I would greatly appreciate any guidance from TI engineers.

Thank you!

  • 0
    TI__Guru 67651 points

    Please label both axis of the graph below so I can understand how much phase shift per unit time (not count) you measure - see below.

    Please note that -3dB bandwidth of your circuit configuration is about 428kHz and therefore at 5kHz input signal the output phase shift will be about -0.7degree - see below.

    Of course, OPA357 with GBW 250 time higher than TLV6001 (250MHz vs 1MHz, respectively) will have much lower phase shift at 5kHz than TLV6001.

    TLV6002 Phase Shift.TSC

  • 0 in reply to Marek Lis
    Prodigy 60 points

    Thank you for your response. Below are the detailed steps of the software processing:

    1. A measurement is taken every 50ms. A timer simultaneously triggers both the DAC output and ADC sampling, with a sampling rate of 320kHz.

    2. Each measurement consists of 64 cycles of a 5kHz square wave (high level: 1650mV, low level: 1250mV). The first 16 and last 16 cycles are discarded. A DFT is then performed on the middle 32 cycles to calculate the phase of the 5kHz fundamental component.

    3. When not measuring, the DAC outputs 0V.

    Y-axis explanation:
    In simple terms, it represents a constant set value, which reflects the phase currently measured by the system (DAC → OPA → ADC) using FFT.
    When the system only includes DAC → ADC, this Y-axis value remains stable over time.

    X-axis explanation:
    The X-axis represents the number of measurements. Based on current testing, it has been observed that as the number of measurements increases (i.e., over time), the measured phase value of the entire system continues to decay, rather than remaining stable.

  • 0 in reply to c cc
    TI__Guru 67651 points

    Y-axis explanation:
    In simple terms, it represents a constant set value, which reflects the phase currently measured by the system (DAC → OPA → ADC) using FFT.
    When the system only includes DAC → ADC, this Y-axis value remains stable over time.

    Does it mean it's ~14 degrees phase shift between input and output and dropping?

    X-axis explanation:
    The X-axis represents the number of measurements. Based on current testing, it has been observed that as the number of measurements increases (i.e., over time), the measured phase value of the entire system continues to decay, rather than remaining stable.

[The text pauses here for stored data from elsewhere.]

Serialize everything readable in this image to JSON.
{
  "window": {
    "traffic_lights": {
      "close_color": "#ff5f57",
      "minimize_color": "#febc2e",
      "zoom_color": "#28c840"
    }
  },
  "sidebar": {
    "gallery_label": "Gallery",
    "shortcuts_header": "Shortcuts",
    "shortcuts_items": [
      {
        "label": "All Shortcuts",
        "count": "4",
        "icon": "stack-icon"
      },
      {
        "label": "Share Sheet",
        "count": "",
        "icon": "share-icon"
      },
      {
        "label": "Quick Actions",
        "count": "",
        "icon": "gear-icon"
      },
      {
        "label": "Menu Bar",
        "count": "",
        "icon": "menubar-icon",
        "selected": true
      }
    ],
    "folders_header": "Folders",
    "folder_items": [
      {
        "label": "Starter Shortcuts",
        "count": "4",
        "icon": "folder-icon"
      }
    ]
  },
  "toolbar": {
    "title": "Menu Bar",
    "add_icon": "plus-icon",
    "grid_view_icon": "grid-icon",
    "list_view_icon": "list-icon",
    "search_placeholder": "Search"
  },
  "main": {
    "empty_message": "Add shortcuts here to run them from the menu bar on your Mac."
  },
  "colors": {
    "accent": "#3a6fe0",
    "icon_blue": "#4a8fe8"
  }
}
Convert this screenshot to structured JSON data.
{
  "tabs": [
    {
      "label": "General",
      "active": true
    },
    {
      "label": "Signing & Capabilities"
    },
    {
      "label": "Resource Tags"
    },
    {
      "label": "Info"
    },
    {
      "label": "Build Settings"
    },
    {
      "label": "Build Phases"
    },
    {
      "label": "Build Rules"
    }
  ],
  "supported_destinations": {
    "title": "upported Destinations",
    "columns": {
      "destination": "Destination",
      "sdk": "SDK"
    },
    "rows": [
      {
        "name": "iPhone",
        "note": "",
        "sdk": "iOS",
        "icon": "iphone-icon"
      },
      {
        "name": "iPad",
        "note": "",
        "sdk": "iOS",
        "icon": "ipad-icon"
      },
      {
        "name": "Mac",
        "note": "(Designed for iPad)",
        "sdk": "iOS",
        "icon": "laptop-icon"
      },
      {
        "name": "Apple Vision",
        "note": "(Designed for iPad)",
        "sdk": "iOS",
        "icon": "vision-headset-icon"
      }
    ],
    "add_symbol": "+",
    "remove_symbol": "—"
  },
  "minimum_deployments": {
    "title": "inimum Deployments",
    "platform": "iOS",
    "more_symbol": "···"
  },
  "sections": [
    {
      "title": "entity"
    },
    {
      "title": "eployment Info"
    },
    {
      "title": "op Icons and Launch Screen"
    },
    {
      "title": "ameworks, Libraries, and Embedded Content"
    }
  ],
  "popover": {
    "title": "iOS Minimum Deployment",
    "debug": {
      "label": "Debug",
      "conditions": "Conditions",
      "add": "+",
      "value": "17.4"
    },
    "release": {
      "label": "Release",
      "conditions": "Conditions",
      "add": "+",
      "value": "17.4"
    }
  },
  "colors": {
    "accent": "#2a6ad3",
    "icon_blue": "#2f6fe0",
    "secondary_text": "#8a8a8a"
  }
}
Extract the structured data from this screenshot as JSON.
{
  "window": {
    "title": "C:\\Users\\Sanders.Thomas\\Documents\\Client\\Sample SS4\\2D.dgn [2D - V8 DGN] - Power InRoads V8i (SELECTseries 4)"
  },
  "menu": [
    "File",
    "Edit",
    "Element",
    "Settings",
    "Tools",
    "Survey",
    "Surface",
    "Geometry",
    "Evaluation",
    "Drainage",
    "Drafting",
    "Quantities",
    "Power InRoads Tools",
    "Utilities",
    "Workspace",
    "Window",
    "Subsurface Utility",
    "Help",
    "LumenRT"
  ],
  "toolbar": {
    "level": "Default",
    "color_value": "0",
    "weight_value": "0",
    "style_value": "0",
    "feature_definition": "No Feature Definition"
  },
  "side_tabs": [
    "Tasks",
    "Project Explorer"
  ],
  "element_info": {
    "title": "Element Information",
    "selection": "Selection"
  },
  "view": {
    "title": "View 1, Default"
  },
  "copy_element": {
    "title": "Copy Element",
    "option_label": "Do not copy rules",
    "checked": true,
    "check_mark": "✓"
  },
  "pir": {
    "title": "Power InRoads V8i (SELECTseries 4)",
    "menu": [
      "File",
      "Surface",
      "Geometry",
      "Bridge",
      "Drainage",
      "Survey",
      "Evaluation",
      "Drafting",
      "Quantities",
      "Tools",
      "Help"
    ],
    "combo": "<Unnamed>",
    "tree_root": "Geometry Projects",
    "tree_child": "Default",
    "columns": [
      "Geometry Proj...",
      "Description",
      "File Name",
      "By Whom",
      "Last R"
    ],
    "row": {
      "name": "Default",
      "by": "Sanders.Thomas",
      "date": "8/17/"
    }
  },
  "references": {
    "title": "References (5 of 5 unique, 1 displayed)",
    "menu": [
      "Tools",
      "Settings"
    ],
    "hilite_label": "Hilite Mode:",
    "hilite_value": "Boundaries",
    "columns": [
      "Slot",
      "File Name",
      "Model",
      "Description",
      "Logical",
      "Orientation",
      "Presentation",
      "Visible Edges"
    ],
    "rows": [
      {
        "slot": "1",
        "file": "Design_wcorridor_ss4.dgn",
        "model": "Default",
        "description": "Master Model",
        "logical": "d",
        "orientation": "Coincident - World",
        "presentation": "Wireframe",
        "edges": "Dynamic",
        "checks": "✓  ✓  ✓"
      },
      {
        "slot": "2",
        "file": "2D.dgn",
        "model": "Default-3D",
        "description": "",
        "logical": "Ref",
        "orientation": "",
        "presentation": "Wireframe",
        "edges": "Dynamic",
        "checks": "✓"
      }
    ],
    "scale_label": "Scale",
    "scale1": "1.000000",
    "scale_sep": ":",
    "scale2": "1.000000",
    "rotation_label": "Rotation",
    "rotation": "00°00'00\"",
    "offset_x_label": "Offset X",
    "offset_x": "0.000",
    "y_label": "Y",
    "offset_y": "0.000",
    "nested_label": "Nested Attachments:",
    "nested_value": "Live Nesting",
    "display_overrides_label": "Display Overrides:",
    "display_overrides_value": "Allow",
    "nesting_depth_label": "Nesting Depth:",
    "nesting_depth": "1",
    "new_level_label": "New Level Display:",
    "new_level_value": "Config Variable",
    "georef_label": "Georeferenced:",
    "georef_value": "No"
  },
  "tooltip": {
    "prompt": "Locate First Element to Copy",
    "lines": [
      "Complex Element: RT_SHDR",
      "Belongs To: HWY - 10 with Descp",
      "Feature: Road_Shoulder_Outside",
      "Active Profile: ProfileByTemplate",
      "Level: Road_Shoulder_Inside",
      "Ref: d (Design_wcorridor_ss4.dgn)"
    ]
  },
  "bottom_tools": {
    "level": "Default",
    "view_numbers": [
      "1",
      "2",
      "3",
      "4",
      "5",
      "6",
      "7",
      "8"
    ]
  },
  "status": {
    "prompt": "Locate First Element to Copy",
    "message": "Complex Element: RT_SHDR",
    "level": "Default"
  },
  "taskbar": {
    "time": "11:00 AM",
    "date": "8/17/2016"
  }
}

    So each measurement is taken every 12.8ms? 64*(1/5,000)

    You do not show the details like filter in front of ADC - I suspect that the issue may be that at the sampling rate of 320kHz the output does not settle resulting in continuing phase shift.

  • 0 in reply to Marek Lis
    Prodigy 60 points

    Does it mean it's ~14 degrees phase shift between input and output and dropping?

    Yes, you understood correctly. This 14 degrees phase shift is a fixed phase in my current system (DAC -> OPA -> RC-ADC), and as the number of measurements increases (time increases), the phase gradually decreases.

    So each measurement is taken every 12.8ms? 64(1/5,000)*

    Yes, the measurement time is fixed.

    Yes, the circuit I previously provided was missing the RC filter section. Please refer to the new schematic where I've added the pre-filter section before the ADC. Currently, the actual application only uses a simple RC filter with a cutoff frequency of around 10kHz.

    I'd like to add a few more things:

    1. You might wonder why it's exactly 14. This is actually a constant value minus the system's phase, and the constant is fixed and unchanging.

    2. In the current system, if you remove the OPA, i.e., DAC -> RC -> ADC, the entire system's phase becomes very stable.

    I hope the above content clarifies my current circuit.

  • 0 in reply to c cc
    TI__Guru 67651 points

    The corner frequency of the output filter is fc = 1/(6.28*1100*15e-9) = 9.65kHz, which translates into a period of 103us.  In the meantime each pulse lasts for 100us (see below). This means that the most likely cause of the continuous phase shift you see has to do with the fact that the output is not settled when the measurement is taken. 

    Also, in order to apply a clean square input waveform it may be a good idea to terminate the input with 1k resistor and then increase the gain to 4 to compensate for halving the input - see below.